Announcement

Collapse
No announcement yet.
X
  • Filter
  • Time
  • Show
Clear All
new posts

  • Matching and diff-in-diff with multiple treatment periods

    Dear Statalist community,

    I want to execute a matching based on pscore followed by a Diff-in-diff estimation.

    My data is on the nidividual-level and comprises the years 1998-2010. I would like to study the impact of the displacement of an individual on its earnings 5 years following the displacement year. I have a variable displaced=1 the year of displacement for the displaced individual, treatment_=1 all over the period if the individual belongs to the treatment group and 0 if he belongs to the control group, post=1 in the period post-displacement for all individuals and an interaction variable postxtreatment for the displaced individual in the post displacement period.

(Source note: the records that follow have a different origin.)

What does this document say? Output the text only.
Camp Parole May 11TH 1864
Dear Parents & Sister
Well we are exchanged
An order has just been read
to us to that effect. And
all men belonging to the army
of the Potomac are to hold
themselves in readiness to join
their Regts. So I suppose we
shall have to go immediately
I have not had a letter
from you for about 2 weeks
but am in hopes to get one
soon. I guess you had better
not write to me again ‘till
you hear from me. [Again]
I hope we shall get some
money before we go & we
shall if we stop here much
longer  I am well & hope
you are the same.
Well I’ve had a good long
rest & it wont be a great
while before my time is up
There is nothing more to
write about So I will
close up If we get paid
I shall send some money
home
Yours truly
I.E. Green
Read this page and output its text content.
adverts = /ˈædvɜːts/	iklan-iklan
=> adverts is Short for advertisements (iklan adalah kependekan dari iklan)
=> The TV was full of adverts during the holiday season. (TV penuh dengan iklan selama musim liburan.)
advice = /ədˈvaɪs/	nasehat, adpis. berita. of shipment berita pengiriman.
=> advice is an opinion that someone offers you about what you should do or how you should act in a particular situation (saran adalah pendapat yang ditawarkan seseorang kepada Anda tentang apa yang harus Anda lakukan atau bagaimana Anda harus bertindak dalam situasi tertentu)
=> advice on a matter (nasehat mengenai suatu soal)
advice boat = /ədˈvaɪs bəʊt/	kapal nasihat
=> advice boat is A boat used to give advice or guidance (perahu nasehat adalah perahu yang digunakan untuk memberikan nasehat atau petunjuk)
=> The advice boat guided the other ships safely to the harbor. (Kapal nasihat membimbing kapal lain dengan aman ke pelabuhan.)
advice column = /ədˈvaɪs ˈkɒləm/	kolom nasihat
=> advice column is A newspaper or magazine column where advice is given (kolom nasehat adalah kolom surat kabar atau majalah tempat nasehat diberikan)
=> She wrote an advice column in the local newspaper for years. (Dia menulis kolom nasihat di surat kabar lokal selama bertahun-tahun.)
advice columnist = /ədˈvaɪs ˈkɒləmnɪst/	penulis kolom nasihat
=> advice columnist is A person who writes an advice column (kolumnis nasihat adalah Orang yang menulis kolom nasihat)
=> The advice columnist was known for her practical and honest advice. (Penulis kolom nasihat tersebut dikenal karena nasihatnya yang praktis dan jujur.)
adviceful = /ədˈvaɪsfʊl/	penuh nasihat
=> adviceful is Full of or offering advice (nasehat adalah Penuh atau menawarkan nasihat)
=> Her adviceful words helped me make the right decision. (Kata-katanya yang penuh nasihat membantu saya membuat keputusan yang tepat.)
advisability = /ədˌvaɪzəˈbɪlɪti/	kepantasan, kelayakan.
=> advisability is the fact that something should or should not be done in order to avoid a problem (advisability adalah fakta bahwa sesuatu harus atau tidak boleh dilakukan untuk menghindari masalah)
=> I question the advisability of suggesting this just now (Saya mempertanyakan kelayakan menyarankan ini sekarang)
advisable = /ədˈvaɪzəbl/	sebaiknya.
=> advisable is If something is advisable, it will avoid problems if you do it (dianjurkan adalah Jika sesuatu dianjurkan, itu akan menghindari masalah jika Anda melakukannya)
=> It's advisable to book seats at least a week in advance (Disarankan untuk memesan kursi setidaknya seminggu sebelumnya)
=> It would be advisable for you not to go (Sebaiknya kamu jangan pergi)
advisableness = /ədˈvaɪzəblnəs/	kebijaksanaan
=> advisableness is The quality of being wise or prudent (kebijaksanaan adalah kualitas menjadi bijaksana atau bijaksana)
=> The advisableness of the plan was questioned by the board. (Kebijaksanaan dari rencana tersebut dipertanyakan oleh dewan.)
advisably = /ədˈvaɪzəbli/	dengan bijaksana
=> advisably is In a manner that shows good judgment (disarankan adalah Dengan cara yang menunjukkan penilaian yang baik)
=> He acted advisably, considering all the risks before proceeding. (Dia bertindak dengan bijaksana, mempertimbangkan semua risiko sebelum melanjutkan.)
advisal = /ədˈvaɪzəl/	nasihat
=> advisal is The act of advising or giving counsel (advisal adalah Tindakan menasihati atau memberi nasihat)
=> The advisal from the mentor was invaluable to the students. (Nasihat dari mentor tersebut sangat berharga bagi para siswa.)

    I will run a diff-in-diff regression based on this code :

    xtreg dailyearnings i.treatment_ i.post i.treatment_#i.post i.year, fe
    (I am not quite sure whether I should include the treatment variable since I include a fixed effect, but I will cope with that after solving the matching problem).

    I have multiple treatment periods, that means that an individual can be displaced in any year between 2002 and 2005. So there is no obvious year to use to distinguish pre- and post- for the control group. I will this match treatment-control pairs, based on their probability to be displaced. My problem is the following : I want to match the individuals by cohort. Example with cohort 2005 : A worker displaced in 2005 is matched with and individual who has NOT been displaced in 2005 (based on their 2004 characteristics, so their 2004 probability of being displaced) BUT that who may have been displaced after 2005 (the only restriction imposed is that workers has earnings in at least on of the fixe years after displacement). In this case, it is possible that the treatment individual in this year will become the control individual in another year.

    In order to do so, I have thought about doing the following :
    I take different files for each displacement year (2002, 20003, 2004, 2005). I constitute pair of individuals for each year (displaced - non displaced). Then I merge them with the principal dataset, so I have 5 files for the five cohort (but the same individuals can appear in the different files as control of treated individual). For each file, I create a cohort variable, and the treatment variable. and a new "id" variable composed of the pair-code of the individual concatenated with the cohort number. Then I pool the 5 files. I will have a file containing several time the same individuals.

    Do you thing this is a correct manner to do things ? I do not want to compare my displaced individuals with individuals that will not be displaced all over the period because I think it will introduce a bias. What do you think ?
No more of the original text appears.